The historically high levels of economic and environment waste associated with public sectors buildings and other forms of physical infrastructure are simply not sustainable.

Now is the time for public sector facilities management professional to reassert themselves as strategic partners with senior leadership and enablers of change management.

Solutions are now readily available to assure the efficient delivery of quality repair, renovation, and new builds.  These solutions require mastering change and associated leadership skills.

Public Sector Facilities Management Professionals need to focus upon change management to successfully address critical environmental and economic issues.

The evolving role of public sector facilities management professionals

While the role of public sector facilities management professionals is ever evolving, the rate of change must rapidly accelerate to avoid the looming economic and environmental cliff that we all know is in front of each and everyone of us.

While many inexplicably continue to see technology as a savior, it can not to address the basic cause of waste….sector-wide failure to adopt robust lean processes and the associated lack of core information to enable better decision-making.  Simply throwing billions of dollars at construction or technology is equally foolhardy.

All the tools and support services are readily available to show people and organizations how to address facilities and physical infrastructure stewardship efficiently.   Senior leadership must  support requisite change, and garnering that support and commitment is the role of public sector facilities professionals.

Public sector FMers  must adapt robust LEAN process and tools to their organizations.  The typical crisis management and reactive nature of facilities management must be shifted toward long-term goals and responsibilities, and true strategic leadership.

The first steps

The first step, after determining what is required to align physical structures with the organizational mission, is the integration of planning, procurement, and project delivery activities.

This aspect is accomplished by the appropriate implementation of integrated project delivery (IPD) for large projects and LEAN job order contracting (for example the 4BT OpenJOC(TM) Framework), for repair, renovation, maintenance, sustainability, and minor new construction.

Again, senior leadership must take advantage of the previously missed opportunities to leverage the expertise of public sector facilities professions and private sector solutions providers.  Similarly, public sector FMers must engage in long-term, mutually beneficial relationships with their vendors/service providers.

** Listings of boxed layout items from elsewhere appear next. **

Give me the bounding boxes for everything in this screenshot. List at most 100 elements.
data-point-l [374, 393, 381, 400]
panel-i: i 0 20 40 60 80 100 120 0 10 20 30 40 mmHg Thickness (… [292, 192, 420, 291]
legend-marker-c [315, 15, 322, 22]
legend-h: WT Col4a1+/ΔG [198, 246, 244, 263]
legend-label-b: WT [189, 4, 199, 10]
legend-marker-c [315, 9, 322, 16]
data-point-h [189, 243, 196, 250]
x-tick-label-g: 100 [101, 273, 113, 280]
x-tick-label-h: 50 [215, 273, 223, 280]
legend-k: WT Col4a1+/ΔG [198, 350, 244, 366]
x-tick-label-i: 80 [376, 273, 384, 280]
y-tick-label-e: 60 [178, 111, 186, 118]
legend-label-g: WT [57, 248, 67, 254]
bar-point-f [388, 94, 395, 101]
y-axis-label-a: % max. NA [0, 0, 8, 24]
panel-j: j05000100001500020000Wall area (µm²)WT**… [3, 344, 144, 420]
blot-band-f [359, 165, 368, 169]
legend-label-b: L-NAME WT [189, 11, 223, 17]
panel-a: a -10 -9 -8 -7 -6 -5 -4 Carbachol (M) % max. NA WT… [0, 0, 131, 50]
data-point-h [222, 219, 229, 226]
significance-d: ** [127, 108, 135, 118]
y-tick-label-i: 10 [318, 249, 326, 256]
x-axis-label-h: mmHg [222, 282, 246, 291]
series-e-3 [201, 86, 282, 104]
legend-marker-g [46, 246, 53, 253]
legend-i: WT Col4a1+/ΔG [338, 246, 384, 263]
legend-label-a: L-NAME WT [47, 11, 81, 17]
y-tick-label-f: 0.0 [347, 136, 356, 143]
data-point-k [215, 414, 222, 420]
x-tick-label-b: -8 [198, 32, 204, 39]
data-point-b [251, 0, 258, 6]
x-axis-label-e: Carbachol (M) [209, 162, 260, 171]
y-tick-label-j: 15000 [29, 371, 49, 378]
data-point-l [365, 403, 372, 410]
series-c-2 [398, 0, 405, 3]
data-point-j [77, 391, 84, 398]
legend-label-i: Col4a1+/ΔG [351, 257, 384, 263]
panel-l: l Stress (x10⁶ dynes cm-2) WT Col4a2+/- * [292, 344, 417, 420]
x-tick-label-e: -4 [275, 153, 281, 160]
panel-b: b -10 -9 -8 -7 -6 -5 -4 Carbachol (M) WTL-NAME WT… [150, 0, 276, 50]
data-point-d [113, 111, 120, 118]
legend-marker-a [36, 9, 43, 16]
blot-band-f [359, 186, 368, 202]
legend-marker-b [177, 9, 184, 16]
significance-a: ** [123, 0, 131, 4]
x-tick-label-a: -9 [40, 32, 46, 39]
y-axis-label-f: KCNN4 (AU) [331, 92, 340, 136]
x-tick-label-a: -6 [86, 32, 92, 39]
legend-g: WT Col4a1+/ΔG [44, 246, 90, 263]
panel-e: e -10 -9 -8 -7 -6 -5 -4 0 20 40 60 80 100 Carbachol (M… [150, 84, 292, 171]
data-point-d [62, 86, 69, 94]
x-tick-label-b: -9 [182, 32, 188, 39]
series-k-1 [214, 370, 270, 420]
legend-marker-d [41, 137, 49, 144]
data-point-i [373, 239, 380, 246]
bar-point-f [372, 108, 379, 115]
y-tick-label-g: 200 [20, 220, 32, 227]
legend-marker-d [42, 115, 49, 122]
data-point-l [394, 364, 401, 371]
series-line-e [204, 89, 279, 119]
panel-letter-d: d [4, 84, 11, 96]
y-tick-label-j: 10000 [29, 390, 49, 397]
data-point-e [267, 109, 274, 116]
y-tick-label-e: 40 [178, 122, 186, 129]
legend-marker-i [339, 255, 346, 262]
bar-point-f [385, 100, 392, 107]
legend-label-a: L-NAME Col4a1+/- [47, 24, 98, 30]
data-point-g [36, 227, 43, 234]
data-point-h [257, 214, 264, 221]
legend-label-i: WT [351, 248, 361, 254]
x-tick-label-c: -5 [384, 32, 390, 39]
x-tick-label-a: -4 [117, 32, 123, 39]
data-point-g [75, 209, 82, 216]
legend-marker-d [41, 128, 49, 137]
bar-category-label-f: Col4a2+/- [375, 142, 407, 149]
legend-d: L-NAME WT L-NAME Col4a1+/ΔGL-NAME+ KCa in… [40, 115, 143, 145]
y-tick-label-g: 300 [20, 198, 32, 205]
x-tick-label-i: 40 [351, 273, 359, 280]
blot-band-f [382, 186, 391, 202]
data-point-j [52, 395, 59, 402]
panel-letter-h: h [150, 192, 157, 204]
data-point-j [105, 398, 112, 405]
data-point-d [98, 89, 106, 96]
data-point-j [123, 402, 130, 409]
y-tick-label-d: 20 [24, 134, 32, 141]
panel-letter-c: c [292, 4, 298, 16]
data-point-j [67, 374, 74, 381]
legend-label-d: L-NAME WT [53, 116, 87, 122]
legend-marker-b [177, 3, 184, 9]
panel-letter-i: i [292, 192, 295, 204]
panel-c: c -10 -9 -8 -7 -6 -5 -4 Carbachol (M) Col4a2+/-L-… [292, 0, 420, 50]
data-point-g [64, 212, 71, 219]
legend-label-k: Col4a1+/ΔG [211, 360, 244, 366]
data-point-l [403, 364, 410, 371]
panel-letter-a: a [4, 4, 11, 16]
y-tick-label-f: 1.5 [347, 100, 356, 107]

In recent years, responsibilities and accountability of public sector facilities management professionals have come to the forefront and include:

  1. Financial visibility and transparency (only possible with the use of locally researched detailed construction cost data and LEAN processes)
  2. Compliance with federal, state, county, and local statutes
  3. Improving the efficiency of dollars spent .  More dollars spent on actual construction versus rework/change order, or administrative fees.